Enhancing Adversarial Transferability through Block Stretch and Shrink
Quan Liu , Feng Ye , Chenhao Lu , Shuming Zhen , Guanliang Huang , Lunzhe Chen , Xudong Ke
Published on arXiv
2511.17688
Input Manipulation Attack
OWASP ML Top 10 — ML01
Key Finding
BSS outperforms existing input transformation-based adversarial attack methods in black-box transferability on a subset of ImageNet.

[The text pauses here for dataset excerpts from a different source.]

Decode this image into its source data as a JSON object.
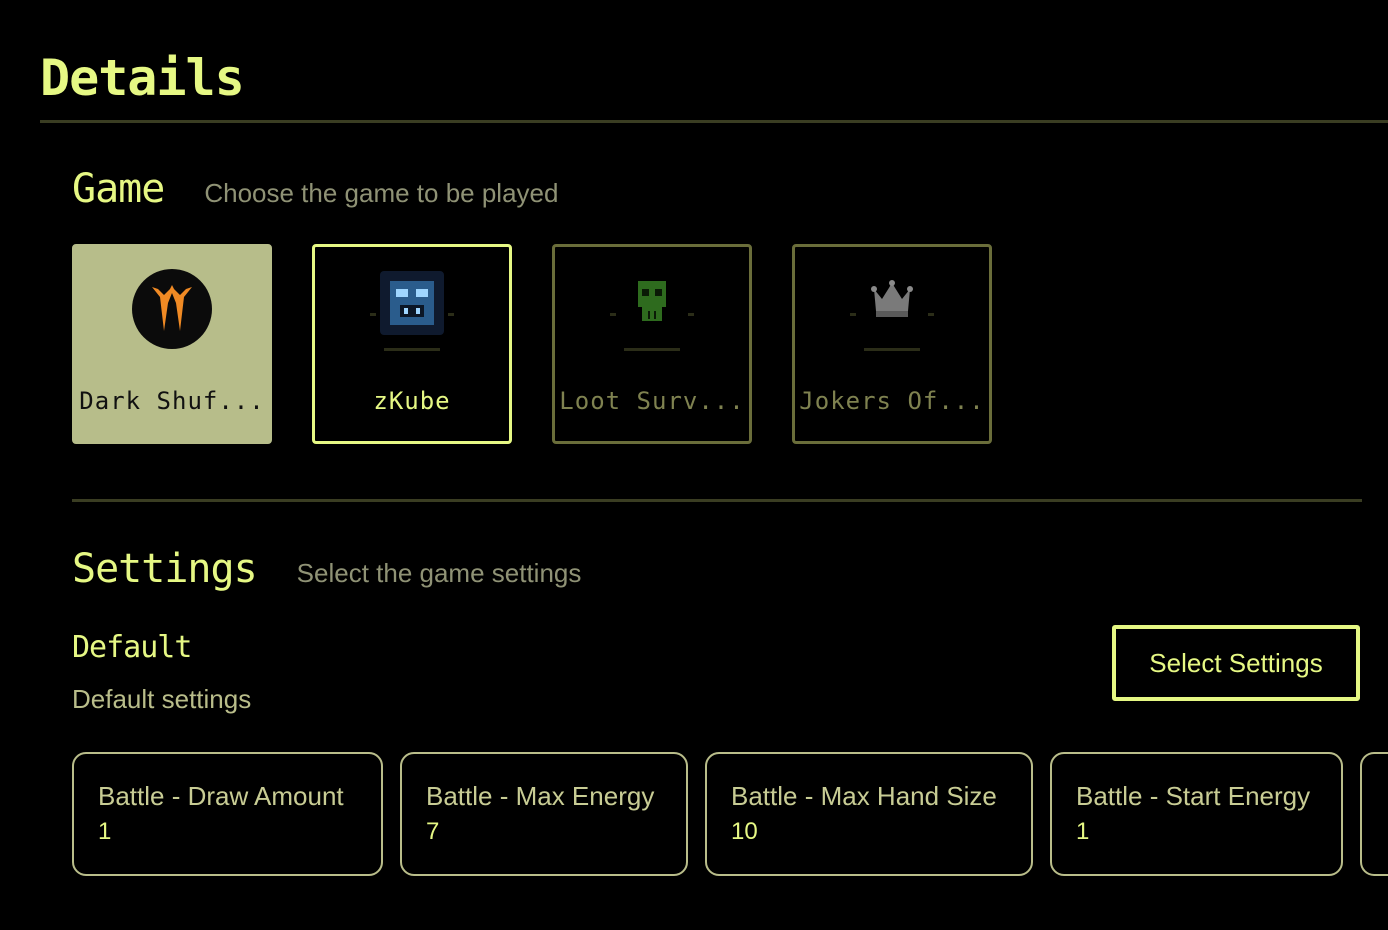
{
  "page": {
    "title": "Details"
  },
  "game_section": {
    "title": "Game",
    "subtitle": "Choose the game to be played",
    "games": [
      {
        "label": "Dark Shuf...",
        "icon": "dark-shuffle-logo-icon",
        "state": "selected"
      },
      {
        "label": "zKube",
        "icon": "zkube-totem-icon",
        "state": "focused"
      },
      {
        "label": "Loot Surv...",
        "icon": "loot-survivor-skull-icon",
        "state": "dim"
      },
      {
        "label": "Jokers Of...",
        "icon": "jokers-crown-icon",
        "state": "dim"
      }
    ]
  },
  "settings_section": {
    "title": "Settings",
    "subtitle": "Select the game settings",
    "preset_name": "Default",
    "preset_description": "Default settings",
    "select_button": "Select Settings",
    "items": [
      {
        "name": "Battle - Draw Amount",
        "value": "1"
      },
      {
        "name": "Battle - Max Energy",
        "value": "7"
      },
      {
        "name": "Battle - Max Hand Size",
        "value": "10"
      },
      {
        "name": "Battle - Start Energy",
        "value": "1"
      }
    ]
  },
  "colors": {
    "accent": "#e6f884",
    "background": "#000000",
    "selected_card": "#b7bd8a",
    "muted_text": "#8f9275"
  }
}
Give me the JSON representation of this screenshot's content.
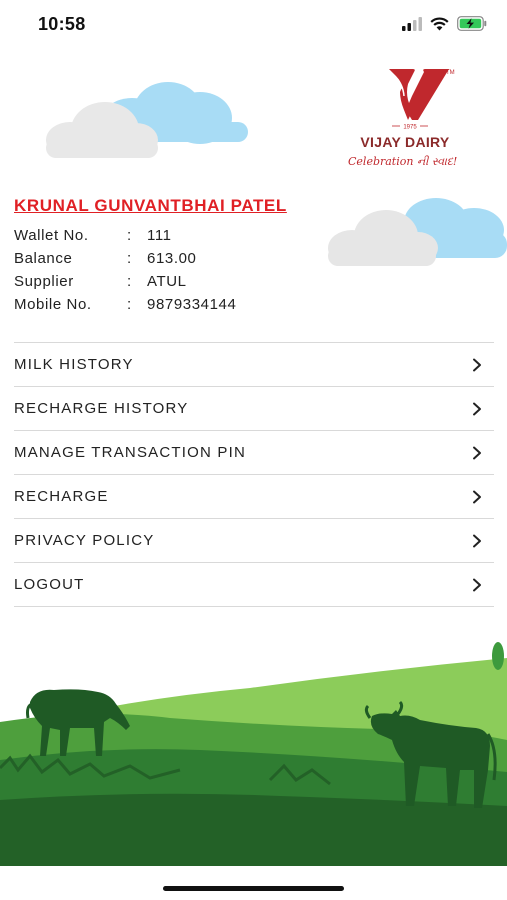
{
  "status_bar": {
    "time": "10:58"
  },
  "brand": {
    "year": "1975",
    "name": "VIJAY DAIRY",
    "tagline": "Celebration ની સ્વાદ!",
    "tm": "TM"
  },
  "profile": {
    "name": "KRUNAL GUNVANTBHAI PATEL",
    "separator": ":",
    "fields": [
      {
        "label": "Wallet No.",
        "value": "111"
      },
      {
        "label": "Balance",
        "value": "613.00"
      },
      {
        "label": "Supplier",
        "value": "ATUL"
      },
      {
        "label": "Mobile No.",
        "value": "9879334144"
      }
    ]
  },
  "menu": {
    "items": [
      {
        "label": "MILK HISTORY"
      },
      {
        "label": "RECHARGE HISTORY"
      },
      {
        "label": "MANAGE TRANSACTION PIN"
      },
      {
        "label": "RECHARGE"
      },
      {
        "label": "PRIVACY POLICY"
      },
      {
        "label": "LOGOUT"
      }
    ]
  },
  "colors": {
    "brand_red": "#e02025",
    "logo_red": "#c0282d",
    "grass_dark": "#2f7d32",
    "grass_light": "#7cc24f",
    "cloud_blue": "#a8dcf5",
    "cloud_gray": "#e6e6e6"
  },
  "icons": {
    "signal": "cellular-signal-icon",
    "wifi": "wifi-icon",
    "battery": "battery-charging-icon",
    "chevron": "chevron-right-icon"
  }
}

Block Stretch and Shrink (BSS)
Novel technique introduced
Adversarial attacks introduce small, deliberately crafted perturbations that mislead neural networks, and their transferability from white-box to black-box target models remains a critical research focus. Input transformation-based attacks are a subfield of adversarial attacks that enhance input diversity through input transformations to improve the transferability of adversarial examples. However, existing input transformation-based attacks tend to exhibit limited cross-model transferability. Previous studies have shown that high transferability is associated with diverse attention heatmaps and the preservation of global semantics in transformed inputs. Motivated by this observation, we propose Block Stretch and Shrink (BSS), a method that divides an image into blocks and applies stretch and shrink operations to these blocks, thereby diversifying attention heatmaps in transformed inputs while maintaining their global semantics. Empirical evaluations on a subset of ImageNet demonstrate that BSS outperforms existing input transformation-based attack methods in terms of transferability. Furthermore, we examine the impact of the number scale, defined as the number of transformed inputs, in input transformation-based attacks, and advocate evaluating these methods under a unified number scale to enable fair and comparable assessments.
Key Contributions
- Proposes Block Stretch and Shrink (BSS), an input transformation method that divides images into blocks and applies stretch/shrink operations to diversify attention heatmaps while preserving global semantics, improving adversarial transferability.
- Empirically demonstrates that BSS outperforms existing input transformation-based attacks on a subset of ImageNet in cross-model transferability.
- Introduces and analyzes the 'number scale' variable in input transformation attacks, advocating for a unified scale for fair comparison across methods.
🛡️ Threat Analysis
Directly proposes a new input transformation-based adversarial attack (BSS) that crafts perturbations on a white-box surrogate model and transfers them to fool black-box target models at inference time — classic adversarial evasion attack research.